Invalid Snapshot Configuration
Invalid snapshot configurations happen. Mostly, they occur because of problems with storage arrays during snapshot creation/consolidation, but they can also occur if certain process become interrupted (like replication) mid-snapshot.
The more heavily you rely on snapshots, the more likely it is you will come across a problem with snapshots. Specifically if you use a product like Veeam, which leverages a VMware Snapshot to quiesce data, you may see an Invalid Snapshot Configuration from time to time.The more often you protect your data, the more often you create and remove snapshots. This is NOT to sat that there is a problem with Veeam; Veeam is awesome, however it is subject to events on the underlying infrastructure and possible on VPN/MPLS links between sites
For example: A VM with one disk, which is replicated offsite hourly with seven restore points will have the following snapshot overhead:
- 7-9 VMware “snapshots” at the replica site at any given time (these are the restore points)

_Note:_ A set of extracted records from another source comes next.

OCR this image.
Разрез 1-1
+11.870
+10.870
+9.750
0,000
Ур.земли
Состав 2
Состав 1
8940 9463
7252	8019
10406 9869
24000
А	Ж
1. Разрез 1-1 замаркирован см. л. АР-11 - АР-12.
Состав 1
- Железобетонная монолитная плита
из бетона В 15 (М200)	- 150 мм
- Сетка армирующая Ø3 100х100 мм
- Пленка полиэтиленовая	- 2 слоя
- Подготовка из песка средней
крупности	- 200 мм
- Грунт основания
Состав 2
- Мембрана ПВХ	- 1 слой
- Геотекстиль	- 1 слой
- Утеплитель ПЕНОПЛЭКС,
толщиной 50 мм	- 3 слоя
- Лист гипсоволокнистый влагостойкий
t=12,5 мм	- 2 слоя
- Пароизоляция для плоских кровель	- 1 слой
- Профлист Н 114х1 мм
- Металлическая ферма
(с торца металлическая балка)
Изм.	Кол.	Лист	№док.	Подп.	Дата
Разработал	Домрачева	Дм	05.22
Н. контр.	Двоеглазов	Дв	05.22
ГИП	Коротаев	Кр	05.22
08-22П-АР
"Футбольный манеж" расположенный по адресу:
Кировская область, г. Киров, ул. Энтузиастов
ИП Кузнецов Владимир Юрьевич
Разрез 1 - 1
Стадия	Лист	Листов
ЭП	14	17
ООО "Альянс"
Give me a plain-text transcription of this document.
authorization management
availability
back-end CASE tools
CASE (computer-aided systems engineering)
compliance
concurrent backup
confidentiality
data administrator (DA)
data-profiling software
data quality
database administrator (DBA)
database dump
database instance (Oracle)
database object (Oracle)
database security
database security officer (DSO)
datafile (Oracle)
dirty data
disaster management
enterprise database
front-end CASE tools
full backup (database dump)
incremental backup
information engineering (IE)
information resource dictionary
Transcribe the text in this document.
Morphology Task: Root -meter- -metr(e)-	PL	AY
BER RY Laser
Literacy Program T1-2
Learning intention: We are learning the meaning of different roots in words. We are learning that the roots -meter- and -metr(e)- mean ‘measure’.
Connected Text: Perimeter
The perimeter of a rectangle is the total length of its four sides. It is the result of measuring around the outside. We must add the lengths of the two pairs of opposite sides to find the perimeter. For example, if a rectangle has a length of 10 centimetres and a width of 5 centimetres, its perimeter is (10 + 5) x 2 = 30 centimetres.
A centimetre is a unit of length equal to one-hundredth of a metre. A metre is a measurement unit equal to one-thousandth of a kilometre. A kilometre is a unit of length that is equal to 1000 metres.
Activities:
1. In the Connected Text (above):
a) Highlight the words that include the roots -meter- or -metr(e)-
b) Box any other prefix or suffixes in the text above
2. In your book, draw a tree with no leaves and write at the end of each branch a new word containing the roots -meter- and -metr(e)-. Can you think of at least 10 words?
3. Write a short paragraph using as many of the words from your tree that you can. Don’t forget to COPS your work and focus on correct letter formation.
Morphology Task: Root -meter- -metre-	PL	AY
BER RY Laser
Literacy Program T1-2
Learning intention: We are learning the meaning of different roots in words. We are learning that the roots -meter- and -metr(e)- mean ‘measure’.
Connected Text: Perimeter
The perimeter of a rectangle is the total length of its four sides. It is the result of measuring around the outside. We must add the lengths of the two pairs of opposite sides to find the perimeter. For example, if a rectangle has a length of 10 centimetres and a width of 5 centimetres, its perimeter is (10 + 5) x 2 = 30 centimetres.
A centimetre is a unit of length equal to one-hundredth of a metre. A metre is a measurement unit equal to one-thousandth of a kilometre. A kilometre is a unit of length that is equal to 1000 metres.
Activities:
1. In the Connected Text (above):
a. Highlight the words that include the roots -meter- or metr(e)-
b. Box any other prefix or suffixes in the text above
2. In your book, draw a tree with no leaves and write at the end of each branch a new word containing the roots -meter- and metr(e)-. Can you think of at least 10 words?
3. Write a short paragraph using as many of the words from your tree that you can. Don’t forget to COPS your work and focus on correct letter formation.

- Each snapshot is represented by a disk descriptor file “*-0000**.vmdk” and a thin disk representing the delta accumulated “*delta.vmdk”
- 24 VMware snapshots created/removed on the source VM
Fixing Invalid Snapshot Configuration
Often when you see an invalid snapshot configuration, VMware is no longer able ro consolidate the disks and you will see the following error:
When this happens, the most effective resolution is to remove the snapshot chain manually, and point the VM back to its original (underlying) *.vmdk and *flat.vmdk file. With Replicas, the priority is on successful replication and each snapshot represents only one restore point. In many cases this is just seven hours worth of replication.
NOTE: This will effectively revert your VM to its state when the first snapshot in the chain was created – this may be many months in some cases!
To manually remove the snapshot chain and revert your VM to its pre-snapshot configuration, you must remove it from your inventory. This can be done by right-clicking on the VM Object in the vSphere Client and selecting “Remove from Inventory.” This does not delete the VM files!
When the VM has been successfully removed, access an ESXi Host using SSH, and browse to the VM folder. Use a command like this:
[root@myhost /] cd /vmfs/volumes/my-datastore-name/my-vm-name
When you get to the folder. list the files and their attributes with the command (NOTE: _replica1 is merely part of my example, could be any suffix, prefix or nothing):
[root@myhost /vmfs/volumes/my-datastore-name/my-vm-name_replica1] ls -lahtr
You will see all of the files representing the broken snapshot chain. If you want to know how far you will be rolling back the VM, compare the time/date on *-flat.vmdk with today’s date in UTC. The difference is the life of the snapshot chain.
Now you need to get rid of the snapshot chain by running the commands:
[root@myhost /vmfs/volumes/my-datastore-name/my-vm-name_replica1] rm *delta.vmdk
[root@myhost /vmfs/volumes/my-datastore-name/my-vm-name_replica1] rm *0000**.vmdk
Which results in this:
Now you need to edit the snapshot metadata and remove all three lines in the file. I do this with VI, then I use the ‘dd’ command to delete the highlighted liens, then I use the command ‘wq’ to write & quit:
[root@myhost /vmfs/volumes/my-datastore-name/my-vm-name_replica1] vi *.vmsd
Next we need to re-point the *.vmx to the correct disk (not a snapshot) so open the *.vmx for editing:
[root@myhost /vmfs/volumes/my-datastore-name/my-vm-name_replica1] vi *.vmx
You will notice that the ‘scsi*:*.fileName=’ still points to one of the now deleted disk descriptors for a now-deleted *delta.vmdk. Highlight the line in VI, use the arrow keys to move over the last character of your VM name in the line ‘scsi*:*.fileName=’, and use the delete key to remove the -0000**.vmdk like this:
Now you are ready to add the VM back to inventory and see how you did!